Disorders of Conduction

  • Sinoatrial Conduction Disturbances: The conduction of the sinus node’s activity to the atria may be impeded despite a normal sinus rhythm.

    • 1st-degree SA Block: No visible changes on surface ECG. The sinus rate is good, but conduction to surrounding atrial tissue is delayed.

    • 2nd-degree SA Block:

    • Mobitz Type I (Wenckebach Type): Conduction time from the sinus node to the atria progressively increases until one sinus activation fails to conduct. PP intervals shorten until a P wave is dropped, where the longest PP interval is shorter than twice the preceding PP intervals.

    • Mobitz Type II: Regular PP intervals with an occasional dropped P wave; dropped PP interval equals double the preceding PP interval.

    • 3rd-degree SA Block: No P waves visible, indistinguishable from sinus arrest on surface ECG.

  • Atrioventricular (AV) Conduction Disturbances: The principal question regarding AV blocks is the blockage location within the conduction system.

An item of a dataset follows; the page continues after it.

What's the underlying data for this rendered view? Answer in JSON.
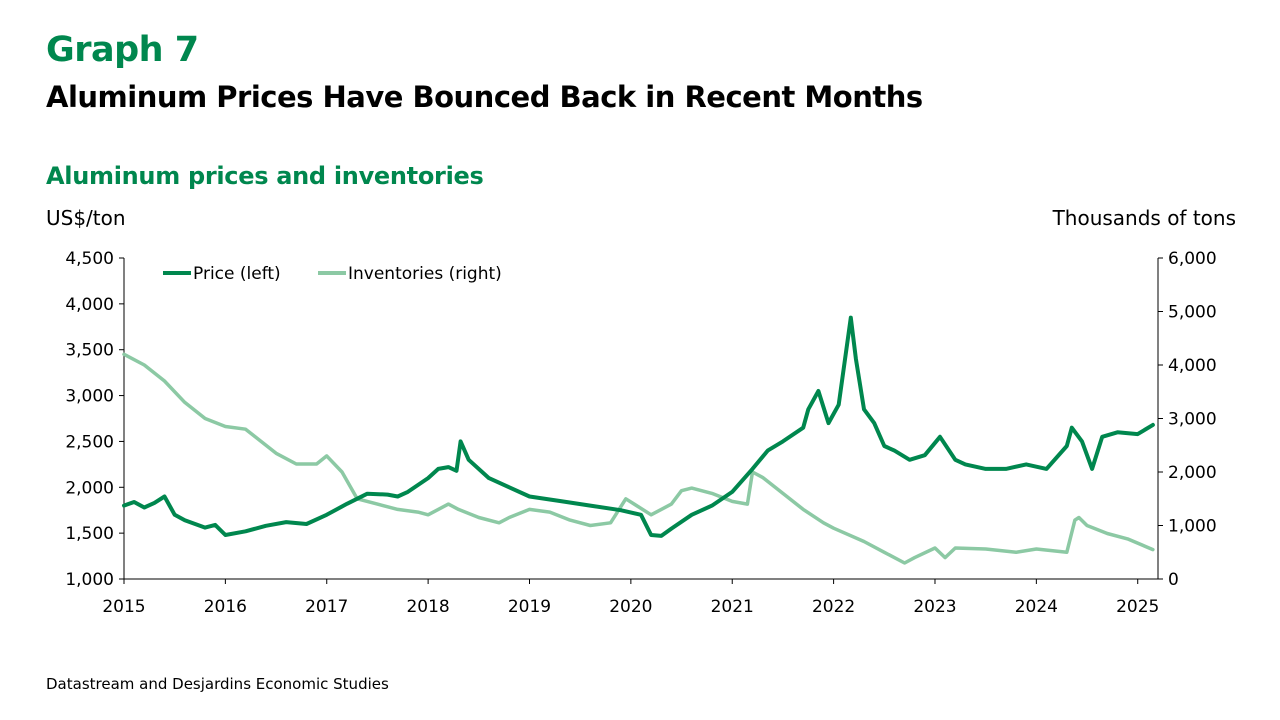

    • Supra-Hisian Block: Located within the AV node; typically causes benign bradycardia. Junctional tissue assumes pacemaking duties at a rate of 40-50 bpm with a narrow QRS complex. Symptoms tend to be mild with a low risk of syncope or sudden cardiac death.

    • Infra-Hisian Block: Below the AV node; causes malignant bradycardia and can result in syncope or sudden cardiac death. Complete blocks in or below the His bundle lead to very slow, wide-QRS ventricular escape rhythms often preceded by long pauses, resulting in hemodynamic instability.

1st-degree AV Block
  • Characterized by a prolonged PR interval, where every P wave is followed by a QRS complex.

  • PQ interval is greater than 200 ms.

  • Causes may include delayed conduction within the atria, AV node, His bundle, or bundle branches.

2nd-degree AV Block
  • Mobitz Type I (Wenckebach):

    • PR intervals progressively lengthen until a P wave fails to be conducted to the ventricles.

    • The increment of PR prolongation decreases progressively; RR intervals shorten.

    • The pause following the non-conducted P wave is less than double the previous RR intervals.

    • Typically caused by supra-His block, largely benign and infrequently leads to syncope.

  • Mobitz Type II:

    • PR intervals remain consistent; occasionally a P wave is not conducted to ventricles.

    • The pause for the non-conducted P wave is equal to twice the preceding RR interval.

    • Typically caused by infra-His block, associated with a poor prognosis and high frequency of syncope and critical bradycardia. Complete blocks can lead to very slow ventricular escape rhythms or even asystole.

2:1 AV Block
  • Every second P wave fails to be conducted to the ventricles.

  • Due to stable block ratio, ventricular activity remains regular.

  • Frequent causes include supra-His block, though infra-His block may also be responsible if a prolonged PR interval is observed in conducted beats.

High-Grade AV Block
  • Multiple consecutive P waves blocked before one is conducted to the ventricles.

  • Development of a stable block ratio (e.g., 3:1, 4:1) or variable block ratio.

  • Typically associated with severe symptoms, necessitating temporary pacemaker implantation.

Third-degree AV Block
  • Complete dissociation between atrial and ventricular activity.

  • No P waves reach the ventricles.

  • The ventricular rate is regular, sustained by escape rhythms from distal regions below the AV node (junctional rhythm at 40-50 bpm with narrow QRS complexes or ventricular rhythm at 30-40 bpm with wide QRS complexes).

  • Note: While second-degree AV blocks typically display irregular ventricular rhythms, third-degree AV block always shows a regular ventricular rhythm.

Paroxysmal AV Block
  • A rare and critical form of AV block characterized by temporary cessation of AV conduction.

  • Typically involves infra-His block leading to delayed appearance of an escape rhythm.

  • Associated with severe symptoms such as syncope.

  • Diagnosis is complex, as resting ECG may appear normal; invasive electrophysiological studies may yield no further insight. An implantable loop recorder may be utilized to capture the AV block during symptomatic episodes.